Our hike on the Starr King trail began around 8am since we stayed in Gorham for the night. The wind was howling and it was only 25 degrees.
The trail meandered through the forest and since all the leaves were off the trees (and covering the trail) the views were nice except but hiking was difficult since the rocks were covered.
It was a steady incline and after hiking Cabot yesterday my quads felt it.
As we got closer to the the summit of Starr King I had to put on my wind breaker and my face was cold from the wind and cold temperatures. I wanted to get there as fast as I could because I was getting nervous about the wind.

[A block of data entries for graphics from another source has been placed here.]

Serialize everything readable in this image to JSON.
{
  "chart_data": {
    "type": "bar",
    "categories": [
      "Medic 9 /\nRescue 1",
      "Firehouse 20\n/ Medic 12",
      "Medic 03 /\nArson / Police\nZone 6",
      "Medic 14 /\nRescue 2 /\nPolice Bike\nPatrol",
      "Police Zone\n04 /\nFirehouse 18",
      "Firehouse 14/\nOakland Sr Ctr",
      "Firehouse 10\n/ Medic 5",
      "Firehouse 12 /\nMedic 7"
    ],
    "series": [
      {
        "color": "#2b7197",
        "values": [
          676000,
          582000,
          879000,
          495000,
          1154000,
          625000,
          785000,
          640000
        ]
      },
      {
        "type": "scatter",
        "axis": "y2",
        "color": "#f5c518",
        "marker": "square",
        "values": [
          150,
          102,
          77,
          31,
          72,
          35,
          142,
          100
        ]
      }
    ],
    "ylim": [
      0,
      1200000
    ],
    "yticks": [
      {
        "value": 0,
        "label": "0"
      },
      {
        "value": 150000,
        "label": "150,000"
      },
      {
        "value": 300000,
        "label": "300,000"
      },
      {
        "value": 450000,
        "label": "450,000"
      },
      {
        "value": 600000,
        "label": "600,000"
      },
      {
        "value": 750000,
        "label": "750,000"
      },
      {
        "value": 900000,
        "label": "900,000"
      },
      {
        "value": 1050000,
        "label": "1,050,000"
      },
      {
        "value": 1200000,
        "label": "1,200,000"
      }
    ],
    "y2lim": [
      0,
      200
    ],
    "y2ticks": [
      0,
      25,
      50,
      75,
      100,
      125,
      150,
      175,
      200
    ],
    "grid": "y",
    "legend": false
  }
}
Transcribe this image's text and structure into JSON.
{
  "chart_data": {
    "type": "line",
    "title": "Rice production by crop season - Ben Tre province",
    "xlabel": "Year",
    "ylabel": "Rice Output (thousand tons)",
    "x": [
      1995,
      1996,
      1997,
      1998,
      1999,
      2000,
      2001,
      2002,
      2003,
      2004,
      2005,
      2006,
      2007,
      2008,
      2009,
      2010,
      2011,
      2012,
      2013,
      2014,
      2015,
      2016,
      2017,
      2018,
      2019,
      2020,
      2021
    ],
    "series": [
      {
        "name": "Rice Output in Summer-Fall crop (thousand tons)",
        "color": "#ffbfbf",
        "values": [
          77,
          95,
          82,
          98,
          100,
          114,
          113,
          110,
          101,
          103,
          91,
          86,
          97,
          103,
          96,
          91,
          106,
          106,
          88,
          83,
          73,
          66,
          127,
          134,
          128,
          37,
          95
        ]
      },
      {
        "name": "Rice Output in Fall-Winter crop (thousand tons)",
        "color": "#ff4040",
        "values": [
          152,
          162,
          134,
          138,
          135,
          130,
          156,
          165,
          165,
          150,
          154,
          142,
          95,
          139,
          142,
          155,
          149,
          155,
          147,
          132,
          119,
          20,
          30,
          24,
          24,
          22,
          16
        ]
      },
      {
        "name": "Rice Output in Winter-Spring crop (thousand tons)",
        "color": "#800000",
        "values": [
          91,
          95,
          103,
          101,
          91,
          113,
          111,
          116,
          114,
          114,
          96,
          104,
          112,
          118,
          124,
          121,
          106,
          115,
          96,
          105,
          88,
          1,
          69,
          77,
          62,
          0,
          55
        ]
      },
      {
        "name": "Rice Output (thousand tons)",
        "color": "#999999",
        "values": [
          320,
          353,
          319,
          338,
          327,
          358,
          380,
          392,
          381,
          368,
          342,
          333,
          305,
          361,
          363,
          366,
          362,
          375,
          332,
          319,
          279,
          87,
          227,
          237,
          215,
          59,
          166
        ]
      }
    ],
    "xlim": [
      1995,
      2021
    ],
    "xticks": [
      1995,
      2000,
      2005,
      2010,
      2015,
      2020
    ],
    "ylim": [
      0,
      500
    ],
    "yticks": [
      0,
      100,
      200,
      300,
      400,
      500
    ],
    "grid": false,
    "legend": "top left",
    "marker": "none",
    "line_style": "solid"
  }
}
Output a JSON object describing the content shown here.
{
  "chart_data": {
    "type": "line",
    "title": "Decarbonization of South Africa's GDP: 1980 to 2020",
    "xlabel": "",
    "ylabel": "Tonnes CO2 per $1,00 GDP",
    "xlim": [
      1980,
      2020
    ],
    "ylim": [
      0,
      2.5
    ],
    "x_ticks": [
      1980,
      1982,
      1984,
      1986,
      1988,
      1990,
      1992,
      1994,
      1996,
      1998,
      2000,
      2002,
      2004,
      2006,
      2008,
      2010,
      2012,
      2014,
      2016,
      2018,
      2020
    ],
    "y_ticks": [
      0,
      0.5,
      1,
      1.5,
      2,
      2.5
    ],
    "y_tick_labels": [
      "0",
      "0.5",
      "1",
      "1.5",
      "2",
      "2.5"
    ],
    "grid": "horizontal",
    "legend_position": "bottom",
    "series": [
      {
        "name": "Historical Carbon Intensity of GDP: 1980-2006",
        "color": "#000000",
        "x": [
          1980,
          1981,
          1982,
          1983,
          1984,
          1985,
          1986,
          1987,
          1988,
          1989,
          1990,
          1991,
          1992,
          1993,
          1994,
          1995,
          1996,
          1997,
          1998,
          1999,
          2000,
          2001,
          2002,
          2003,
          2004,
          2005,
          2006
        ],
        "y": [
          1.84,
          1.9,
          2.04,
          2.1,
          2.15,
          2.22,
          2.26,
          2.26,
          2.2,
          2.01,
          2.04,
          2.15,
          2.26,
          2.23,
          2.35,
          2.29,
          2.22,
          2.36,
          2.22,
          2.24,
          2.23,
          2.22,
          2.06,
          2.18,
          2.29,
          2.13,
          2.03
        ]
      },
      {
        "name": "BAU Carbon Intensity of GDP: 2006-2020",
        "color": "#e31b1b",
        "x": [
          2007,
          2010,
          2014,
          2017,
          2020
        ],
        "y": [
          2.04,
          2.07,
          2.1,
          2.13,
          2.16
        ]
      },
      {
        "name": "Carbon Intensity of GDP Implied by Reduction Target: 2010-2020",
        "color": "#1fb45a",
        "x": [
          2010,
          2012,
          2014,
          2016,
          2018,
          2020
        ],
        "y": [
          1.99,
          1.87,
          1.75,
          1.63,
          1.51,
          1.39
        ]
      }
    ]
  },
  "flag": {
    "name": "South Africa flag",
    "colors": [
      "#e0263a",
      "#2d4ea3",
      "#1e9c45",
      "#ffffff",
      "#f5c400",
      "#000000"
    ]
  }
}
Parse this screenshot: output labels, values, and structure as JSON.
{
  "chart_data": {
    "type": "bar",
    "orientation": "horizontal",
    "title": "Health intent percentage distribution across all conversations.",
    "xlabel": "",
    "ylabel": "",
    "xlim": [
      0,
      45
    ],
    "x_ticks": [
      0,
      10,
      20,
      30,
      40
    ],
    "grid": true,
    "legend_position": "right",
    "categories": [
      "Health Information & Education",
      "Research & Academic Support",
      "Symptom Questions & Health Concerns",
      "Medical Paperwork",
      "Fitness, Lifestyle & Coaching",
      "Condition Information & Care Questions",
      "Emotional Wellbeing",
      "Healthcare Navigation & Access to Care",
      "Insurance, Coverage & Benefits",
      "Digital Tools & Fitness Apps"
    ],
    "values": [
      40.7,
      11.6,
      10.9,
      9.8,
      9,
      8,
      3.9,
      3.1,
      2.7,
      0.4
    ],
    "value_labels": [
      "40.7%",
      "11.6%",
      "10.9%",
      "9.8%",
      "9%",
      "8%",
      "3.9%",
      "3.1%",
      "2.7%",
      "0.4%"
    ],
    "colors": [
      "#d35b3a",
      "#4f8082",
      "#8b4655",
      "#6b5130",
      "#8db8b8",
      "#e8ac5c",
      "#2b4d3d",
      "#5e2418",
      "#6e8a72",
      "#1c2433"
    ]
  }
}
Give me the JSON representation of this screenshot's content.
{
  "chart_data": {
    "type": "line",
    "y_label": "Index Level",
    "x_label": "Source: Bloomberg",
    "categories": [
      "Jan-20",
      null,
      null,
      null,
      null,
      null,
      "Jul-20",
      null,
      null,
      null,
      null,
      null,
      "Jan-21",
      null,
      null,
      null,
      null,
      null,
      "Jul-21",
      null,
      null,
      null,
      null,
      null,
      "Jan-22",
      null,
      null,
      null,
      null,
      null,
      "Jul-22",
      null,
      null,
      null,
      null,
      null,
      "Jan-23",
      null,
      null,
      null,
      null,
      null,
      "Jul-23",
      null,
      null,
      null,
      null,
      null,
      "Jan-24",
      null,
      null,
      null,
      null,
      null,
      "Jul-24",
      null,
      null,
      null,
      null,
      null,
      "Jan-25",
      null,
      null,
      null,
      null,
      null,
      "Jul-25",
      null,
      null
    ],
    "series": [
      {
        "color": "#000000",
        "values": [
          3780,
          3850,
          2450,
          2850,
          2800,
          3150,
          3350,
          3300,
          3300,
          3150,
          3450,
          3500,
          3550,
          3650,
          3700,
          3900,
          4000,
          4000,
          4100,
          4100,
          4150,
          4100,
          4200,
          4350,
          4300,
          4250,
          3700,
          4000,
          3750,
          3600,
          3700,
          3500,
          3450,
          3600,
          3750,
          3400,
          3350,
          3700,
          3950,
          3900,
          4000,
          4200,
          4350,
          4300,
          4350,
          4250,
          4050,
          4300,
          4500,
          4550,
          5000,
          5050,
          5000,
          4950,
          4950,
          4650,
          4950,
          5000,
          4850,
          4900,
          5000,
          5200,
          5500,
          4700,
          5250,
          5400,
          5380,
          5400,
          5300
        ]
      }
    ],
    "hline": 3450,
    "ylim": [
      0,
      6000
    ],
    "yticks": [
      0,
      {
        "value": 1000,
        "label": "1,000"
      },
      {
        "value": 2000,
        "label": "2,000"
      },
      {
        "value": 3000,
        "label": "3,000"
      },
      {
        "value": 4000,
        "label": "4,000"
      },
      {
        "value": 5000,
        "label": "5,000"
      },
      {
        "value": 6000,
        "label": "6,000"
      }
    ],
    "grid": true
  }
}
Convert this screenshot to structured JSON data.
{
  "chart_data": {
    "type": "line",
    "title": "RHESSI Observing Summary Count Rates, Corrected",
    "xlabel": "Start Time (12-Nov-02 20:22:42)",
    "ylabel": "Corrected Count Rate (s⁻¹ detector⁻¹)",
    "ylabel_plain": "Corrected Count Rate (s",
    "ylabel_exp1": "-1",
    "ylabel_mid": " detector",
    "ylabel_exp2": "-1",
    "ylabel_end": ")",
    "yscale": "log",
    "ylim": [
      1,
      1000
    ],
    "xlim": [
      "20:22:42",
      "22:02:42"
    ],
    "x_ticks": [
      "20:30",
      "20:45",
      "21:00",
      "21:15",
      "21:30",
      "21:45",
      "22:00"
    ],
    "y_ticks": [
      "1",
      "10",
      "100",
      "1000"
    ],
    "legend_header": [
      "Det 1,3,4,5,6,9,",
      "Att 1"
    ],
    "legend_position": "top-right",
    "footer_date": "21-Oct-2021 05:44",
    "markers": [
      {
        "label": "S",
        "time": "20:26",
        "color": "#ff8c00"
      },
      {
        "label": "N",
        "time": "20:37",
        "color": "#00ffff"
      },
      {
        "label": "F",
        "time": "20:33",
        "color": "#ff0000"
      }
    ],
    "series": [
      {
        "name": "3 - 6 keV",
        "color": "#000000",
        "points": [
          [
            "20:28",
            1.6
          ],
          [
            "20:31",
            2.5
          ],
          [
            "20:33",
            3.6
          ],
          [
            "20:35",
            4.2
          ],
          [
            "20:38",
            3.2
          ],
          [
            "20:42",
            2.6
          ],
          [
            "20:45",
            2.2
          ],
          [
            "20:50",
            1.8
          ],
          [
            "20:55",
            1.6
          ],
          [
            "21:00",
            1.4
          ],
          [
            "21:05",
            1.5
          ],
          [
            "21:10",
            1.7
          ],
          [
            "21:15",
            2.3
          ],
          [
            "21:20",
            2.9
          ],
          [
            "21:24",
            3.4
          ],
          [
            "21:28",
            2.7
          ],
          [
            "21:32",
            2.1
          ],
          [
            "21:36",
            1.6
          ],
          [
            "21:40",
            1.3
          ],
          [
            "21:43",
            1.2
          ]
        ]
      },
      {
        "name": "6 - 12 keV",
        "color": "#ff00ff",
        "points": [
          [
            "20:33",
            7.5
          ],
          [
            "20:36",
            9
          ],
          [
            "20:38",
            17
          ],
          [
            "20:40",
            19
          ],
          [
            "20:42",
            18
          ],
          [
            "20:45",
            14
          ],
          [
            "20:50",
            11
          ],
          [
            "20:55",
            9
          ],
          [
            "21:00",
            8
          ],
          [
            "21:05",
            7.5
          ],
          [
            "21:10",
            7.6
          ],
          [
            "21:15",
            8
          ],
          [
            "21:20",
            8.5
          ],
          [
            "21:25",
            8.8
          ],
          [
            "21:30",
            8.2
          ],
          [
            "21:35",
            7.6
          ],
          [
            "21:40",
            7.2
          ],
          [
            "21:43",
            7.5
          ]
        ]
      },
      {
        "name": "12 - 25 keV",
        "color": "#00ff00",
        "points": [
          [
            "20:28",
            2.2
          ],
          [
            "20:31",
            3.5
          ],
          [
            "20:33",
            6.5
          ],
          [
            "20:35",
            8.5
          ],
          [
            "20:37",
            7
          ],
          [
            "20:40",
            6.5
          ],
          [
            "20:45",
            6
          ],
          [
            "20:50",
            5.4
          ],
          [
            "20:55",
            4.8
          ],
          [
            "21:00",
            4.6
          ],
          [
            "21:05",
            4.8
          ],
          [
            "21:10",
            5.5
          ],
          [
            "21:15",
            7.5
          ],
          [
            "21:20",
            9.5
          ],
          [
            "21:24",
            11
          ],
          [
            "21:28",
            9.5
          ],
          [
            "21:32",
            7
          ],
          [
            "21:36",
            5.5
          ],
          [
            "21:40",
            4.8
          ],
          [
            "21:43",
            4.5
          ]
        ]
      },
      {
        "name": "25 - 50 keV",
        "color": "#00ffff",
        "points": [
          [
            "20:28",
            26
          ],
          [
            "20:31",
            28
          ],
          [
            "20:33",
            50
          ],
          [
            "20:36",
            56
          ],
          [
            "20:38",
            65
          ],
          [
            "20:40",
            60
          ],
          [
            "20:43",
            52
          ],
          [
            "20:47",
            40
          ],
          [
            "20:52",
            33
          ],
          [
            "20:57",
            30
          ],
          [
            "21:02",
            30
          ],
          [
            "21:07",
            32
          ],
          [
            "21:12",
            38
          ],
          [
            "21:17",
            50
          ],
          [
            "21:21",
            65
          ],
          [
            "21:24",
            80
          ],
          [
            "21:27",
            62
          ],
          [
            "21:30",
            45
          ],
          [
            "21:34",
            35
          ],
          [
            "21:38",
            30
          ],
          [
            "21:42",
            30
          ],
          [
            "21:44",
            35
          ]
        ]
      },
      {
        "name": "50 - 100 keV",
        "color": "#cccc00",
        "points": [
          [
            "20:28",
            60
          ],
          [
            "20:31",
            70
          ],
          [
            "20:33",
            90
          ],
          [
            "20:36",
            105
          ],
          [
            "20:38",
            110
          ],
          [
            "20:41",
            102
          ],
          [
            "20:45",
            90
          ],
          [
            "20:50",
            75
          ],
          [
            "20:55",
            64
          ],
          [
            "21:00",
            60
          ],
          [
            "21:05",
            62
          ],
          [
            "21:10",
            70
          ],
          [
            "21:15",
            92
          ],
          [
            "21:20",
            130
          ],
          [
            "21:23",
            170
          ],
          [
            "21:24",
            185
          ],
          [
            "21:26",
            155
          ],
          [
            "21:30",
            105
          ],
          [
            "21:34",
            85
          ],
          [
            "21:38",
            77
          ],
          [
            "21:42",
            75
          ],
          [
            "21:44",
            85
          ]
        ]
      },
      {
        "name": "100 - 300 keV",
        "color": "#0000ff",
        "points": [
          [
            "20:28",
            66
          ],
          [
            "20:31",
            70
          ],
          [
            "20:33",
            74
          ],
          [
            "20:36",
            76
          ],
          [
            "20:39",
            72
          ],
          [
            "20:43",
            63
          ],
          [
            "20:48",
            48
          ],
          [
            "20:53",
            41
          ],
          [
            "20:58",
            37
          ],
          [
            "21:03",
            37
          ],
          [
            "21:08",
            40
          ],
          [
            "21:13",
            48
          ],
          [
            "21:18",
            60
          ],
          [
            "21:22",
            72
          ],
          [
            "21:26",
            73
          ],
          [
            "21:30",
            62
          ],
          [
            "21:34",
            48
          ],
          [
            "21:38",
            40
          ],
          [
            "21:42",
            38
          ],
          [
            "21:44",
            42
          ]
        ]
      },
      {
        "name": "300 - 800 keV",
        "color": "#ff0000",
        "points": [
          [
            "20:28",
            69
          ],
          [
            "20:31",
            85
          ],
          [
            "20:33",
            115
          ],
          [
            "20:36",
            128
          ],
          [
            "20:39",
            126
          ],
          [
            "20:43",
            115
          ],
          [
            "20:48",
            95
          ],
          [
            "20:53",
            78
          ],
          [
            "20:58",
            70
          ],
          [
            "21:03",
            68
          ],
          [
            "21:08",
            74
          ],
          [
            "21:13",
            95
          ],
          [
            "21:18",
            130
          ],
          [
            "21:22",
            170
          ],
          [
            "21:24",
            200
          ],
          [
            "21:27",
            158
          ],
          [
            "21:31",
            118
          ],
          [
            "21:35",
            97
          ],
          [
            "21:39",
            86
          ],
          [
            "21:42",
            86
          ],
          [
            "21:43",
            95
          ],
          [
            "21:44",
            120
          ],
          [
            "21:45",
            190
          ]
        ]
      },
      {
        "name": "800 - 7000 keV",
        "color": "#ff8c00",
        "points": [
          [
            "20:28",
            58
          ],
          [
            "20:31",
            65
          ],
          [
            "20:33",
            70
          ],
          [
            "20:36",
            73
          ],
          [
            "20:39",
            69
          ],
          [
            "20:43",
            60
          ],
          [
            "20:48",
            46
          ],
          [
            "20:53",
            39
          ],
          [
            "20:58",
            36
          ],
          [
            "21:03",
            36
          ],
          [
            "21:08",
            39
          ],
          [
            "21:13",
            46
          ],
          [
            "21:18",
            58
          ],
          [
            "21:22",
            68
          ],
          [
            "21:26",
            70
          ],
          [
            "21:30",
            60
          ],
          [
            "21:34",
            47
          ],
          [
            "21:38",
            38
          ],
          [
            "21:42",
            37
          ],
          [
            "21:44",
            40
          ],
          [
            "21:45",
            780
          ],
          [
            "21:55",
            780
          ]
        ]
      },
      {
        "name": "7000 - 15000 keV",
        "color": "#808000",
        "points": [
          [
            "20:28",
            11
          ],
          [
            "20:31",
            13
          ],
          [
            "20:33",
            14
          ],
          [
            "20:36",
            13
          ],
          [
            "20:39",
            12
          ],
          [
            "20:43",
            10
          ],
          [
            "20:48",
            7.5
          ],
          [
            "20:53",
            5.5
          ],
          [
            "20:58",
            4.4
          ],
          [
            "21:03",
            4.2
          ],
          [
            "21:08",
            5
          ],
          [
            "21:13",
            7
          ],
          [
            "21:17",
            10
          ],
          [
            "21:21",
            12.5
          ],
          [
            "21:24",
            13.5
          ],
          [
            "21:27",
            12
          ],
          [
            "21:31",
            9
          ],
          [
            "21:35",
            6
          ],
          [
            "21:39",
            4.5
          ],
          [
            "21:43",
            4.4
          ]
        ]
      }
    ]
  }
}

We got to the top of Starr King with cool views and the Jay birds flying around.
We saw a few people and decided to run to the top of Waumbek to just get it done and be out of the cold. The ridge run to the top was an amazing forest and a lot of mud!
We made it and hiked/ran most of the way back to the car.
I’ve managed to keep the 24th edition of the AMC White Mountain Guide in good shape over the years (even though I did buy the newest edition). I recorded my first hike in this guide. I visited the White Mountains for the first time in May 1988. I hiked Lafayette and Lincoln with my boyfriend and his family just before high school graduation.
I caught the hiking bug from that hike and have Nathan to thank for that. Hiking and peak bagging kept me sane in my early 20s when I had no clue what I wanted to do with my life. I had no goals and no career aspirations. So I hiked the 4,000 footers in NH for a sense of accomplishment.
Every weekend I would head north from Portsmouth and hike, checking off each mountain. I got to a point where I had about 10 or 12 peaks and suddenly I found my career path. In 1999 I moved to the mountains full-time and stopped hiking 4,000 footers. Even after moving to Colorado I didn’t hike the big mountains, (14ers) but choose the mountains in the wilderness around Grand County to hike and explore with my dogs.
I knew I’d be back in New Hampshire to finish the list. Once I got here it took about a year to settle in and get back to my mountains.
I hope to finish the remaining peaks this month and start the list again. It’s been too many years and I need a fresh perspective of these beautiful, challenging mountains; and I need to hike Mount Washington and the Presidential Range again. I can’t wait to start again.
Garfield Trail is the perfect trail and the Mount Garfield is the perfect mountain. Water is abundant thanks to all the rain the last few days. The trail is medium difficult the entire way so I sweated but not that much. The views from the top are magnificent.
All the hikers on the trail were kind and interesting. One woman at the top finished her 48 peaks today! So impressed. One of her hiking mates was on her second round, hiking #19 today. All dogs were friendly and CUTE! I had great conversations with a few people about 4,000 footers and hiking buddies.
The last .2 miles to the top were pretty icy and a bit scary so it’s time to buy some spikes and start carrying them with me for every hike now.
Coming back down the icy .2 miles, I have to say, it was nice being behind 10 people as they slowly descended; I felt safe from falling. Winnie did great on the ice although most the time I couldn’t watch the path she took.
I’m excited to finished #44 of the 48 4,000 footers in New Hampshire.
Now all that is left is Hancock North, Cabot, Waumbek and Owl’s Head. Hancock I can do in a few hours, and Cabot/Waumbek I’ll finish next weekend. I’m still hoping to do Owl’s Head with Cheryl before the end of the month. I’m guessing Owl’s Head will be the last, and the most dreaded but still hopeful it will surprise me and be wonderful.